STF declara inconstitucional a impressão do voto pela urna eletrônica

O Supremo Tribunal Federal (STF) decidiu declarar como inconstitucional a impressão de um comprovante de votação pela urna eletrônica, conforme previa a minirreforma eleitoral de 2015. O julgamento foi realizado na sessão encerrada às 23h59 de segunda-feira (14) do plenário virtual.

A impressão do voto já se encontrava suspensa por força de uma liminar (decisão provisória) concedida também pelo plenário do Supremo, em junho de 2018, alguns meses antes da eleição presidencial daquele ano. Na época, a liminar foi pedida pela então procuradora-geral da República, Raquel Dodge, que entre outros argumentos disse haver o risco de o sigilo do voto ser violado. Seria o caso, por exemplo, das pessoas com deficiência visual, que necessitariam de auxílio para verificar as informações no voto impresso.

Com a decisão de agora, torna-se definitivo o entendimento do relator da ação, ministro Gilmar Mendes, que concordou ser o voto impresso inconstitucional por ameaçar a inviolabilidade do sigilo da votação e ainda favorecer fraudes eleitorais.

A impressão do voto foi aprovada em 2015 no Congresso com a justificativa de garantir meios para embasar eventuais auditorias nas urnas eletrônicas. A então presidente Dilma Rousseff chegou a vetar a medida, alegando entre outros pontos o “alto custo” de implementação, de R$ 1,6 bilhão, segundo o Tribunal Superior Eleitoral (TSE).
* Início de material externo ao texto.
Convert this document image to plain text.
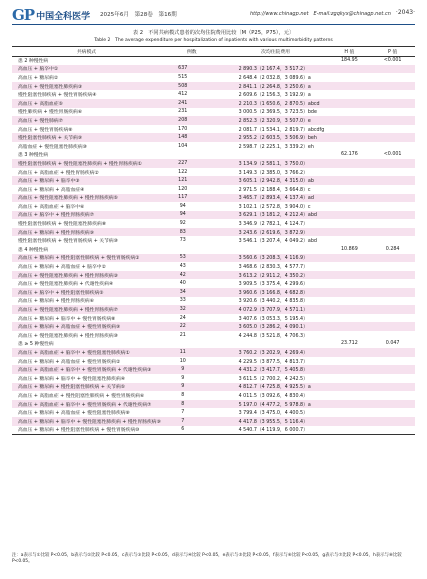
GP 中国全科医学 2025年6月　第28卷　第16期	http://www.chinagp.net　E-mail:zgqkyx@chinagp.net.cn ·2043·
表 2　不同共病模式患者的次均住院费用比较〔M（P25，P75），元〕
Table 2　The average expenditure per hospitalization of inpatients with various multimorbidity patterns
共病模式	例数	次均住院费用	H 值	P 值
患 2 种慢性病			184.95	<0.001
高血压 + 脑卒中①	637	2 890.3（2 167.4，3 517.2）		
高血压 + 糖尿病②	515	2 648.4（2 032.8，3 089.6）a		
高血压 + 慢性阻塞性肺疾病③	508	2 841.1（2 264.8，3 250.6）a		
慢性阻塞性肺疾病 + 慢性胃肠疾病④	412	2 609.6（2 156.3，3 192.9）a		
高血压 + 高脂血症⑤	241	2 210.3（1 650.6，2 870.5）abcd		
慢性肺疾病 + 慢性胃肠疾病⑥	231	3 000.5（2 369.5，3 723.5）bde		
高血压 + 慢性肺病⑦	208	2 852.3（2 320.9，3 507.0）e		
高血压 + 慢性胃肠疾病⑧	170	2 081.7（1 534.1，2 819.7）abcdfg		
慢性阻塞性肺疾病 + 关节病⑨	148	2 955.2（2 603.5，3 506.9）beh		
高脂血症 + 慢性阻塞性肺疾病⑩	104	2 598.7（2 225.1，3 339.2）eh		
患 3 种慢性病			62.176	<0.001
慢性阻塞性肺疾病 + 慢性阻塞性肺疾病 + 慢性胃肠疾病①	227	3 134.9（2 581.1，3 750.0）		
高血压 + 高脂血症 + 慢性胃肠疾病②	122	3 149.3（2 385.0，3 766.2）		
高血压 + 糖尿病 + 脑卒中③	121	3 605.1（2 942.8，4 315.0）ab		
高血压 + 糖尿病 + 高脂血症④	120	2 971.5（2 188.4，3 664.8）c		
高血压 + 慢性阻塞性肺疾病 + 慢性胃肠疾病⑤	117	3 465.7（2 893.4，4 137.4）ad		
高血压 + 高脂血症 + 脑卒中⑥	94	3 102.1（2 572.8，3 904.0）c		
高血压 + 脑卒中 + 慢性胃肠疾病⑦	94	3 629.1（3 181.2，4 212.4）abd		
慢性阻塞性肺疾病 + 慢性阻塞性肺疾病⑧	92	3 346.9（2 782.1，4 124.7）		
高血压 + 糖尿病 + 慢性胃肠疾病⑨	83	3 243.6（2 619.6，3 872.9）		
慢性阻塞性肺疾病 + 慢性胃肠疾病 + 关节病⑩	73	3 546.1（3 207.4，4 049.2）abd		
患 4 种慢性病			10.869	0.284
高血压 + 糖尿病 + 慢性阻塞性肺疾病 + 慢性胃肠疾病①	53	3 560.6（3 208.3，4 116.9）		
高血压 + 糖尿病 + 高脂血症 + 脑卒中②	43	3 468.6（2 830.3，4 577.7）		
高血压 + 慢性阻塞性肺疾病 + 慢性胃肠疾病③	42	3 613.2（2 911.2，4 350.2）		
高血压 + 慢性阻塞性肺疾病 + 代谢性疾病④	40	3 909.5（3 375.4，4 299.6）		
高血压 + 脑卒中 + 慢性阻塞性肺疾病⑤	34	3 960.6（3 166.8，4 682.8）		
高血压 + 糖尿病 + 慢性胃肠疾病⑥	33	3 920.6（3 440.2，4 835.8）		
高血压 + 慢性阻塞性肺疾病 + 慢性胃肠疾病⑦	32	4 072.9（3 707.9，4 571.1）		
高血压 + 糖尿病 + 脑卒中 + 慢性胃肠疾病⑧	24	3 407.6（3 053.3，5 195.4）		
高血压 + 糖尿病 + 高脂血症 + 慢性胃肠疾病⑨	22	3 605.0（3 286.2，4 090.1）		
高血压 + 慢性阻塞性肺疾病 + 慢性胃肠疾病⑩	21	4 244.8（3 521.8，4 706.3）		
患 ≥ 5 种慢性病			23.712	0.047
高血压 + 高脂血症 + 脑卒中 + 慢性阻塞性肺疾病①	11	3 760.2（3 202.9，4 269.4）		
高血压 + 糖尿病 + 高脂血症 + 慢性胃肠疾病②	10	4 229.5（3 877.5，4 813.7）		
高血压 + 高脂血症 + 脑卒中 + 慢性胃肠疾病 + 代谢性疾病③	9	4 431.2（3 417.7，5 405.8）		
高血压 + 糖尿病 + 脑卒中 + 慢性阻塞性肺疾病④	9	3 611.5（2 700.2，4 242.5）		
高血压 + 糖尿病 + 慢性阻塞性肺疾病 + 关节病⑤	9	4 812.7（4 725.8，4 925.5）a		
高血压 + 高脂血症 + 慢性阻塞性肺疾病 + 慢性胃肠疾病⑥	8	4 011.5（3 092.6，4 830.4）		
高血压 + 高脂血症 + 脑卒中 + 慢性胃肠疾病 + 代谢性疾病⑦	8	5 197.0（4 477.2，5 978.8）a		
高血压 + 糖尿病 + 高脂血症 + 慢性阻塞性肺疾病⑧	7	3 799.4（3 475.0，4 400.5）		
高血压 + 糖尿病 + 脑卒中 + 慢性阻塞性肺疾病 + 慢性胃肠疾病⑨	7	4 417.8（3 955.5，5 116.4）		
高血压 + 糖尿病 + 慢性阻塞性肺疾病 + 慢性胃肠疾病⑩	6	4 540.7（4 119.9，6 000.7）		
注：a表示与①比较 P<0.05，b表示与②比较 P<0.05，c表示与③比较 P<0.05，d表示与④比较 P<0.05，e表示与⑤比较 P<0.05，f表示与⑥比较 P<0.05，g表示与⑦比较 P<0.05，h表示与⑧比较 P<0.05。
O veto, entretanto, foi depois derrubado pelos parlamentares.          

Relator

Em seu voto, Mendes destacou que não se pode utilizar “uma impressora qualquer” para a emissão do voto, sendo necessário o desenvolvimento de um equipamento ao mesmo tempo “inexpugnável” e capaz de inserir o comprovante de votação em um invólucro lacrado.

“Se assim não for, em vez de aumentar a segurança das votações, a impressão do registro será frágil como meio de confirmação do resultado e, pior, poderá servir a fraudes e a violação do sigilo das votações”, escreveu o ministro.

Mesmo que fosse possível a produção de tal equipamento, ainda haveria o desafio de programá-lo com um software compatível com os requisitos de segurança da urna eletrônica, destacou Gilmar Mendes.

“De outra forma, a impressora poderia ser uma via para hackear a urna, alterando os resultados da votação eletrônica e criando rastros de papel que, supostamente, os confirmassem”, afirmou o ministro, que foi seguido pela maioria do plenário do Supremo.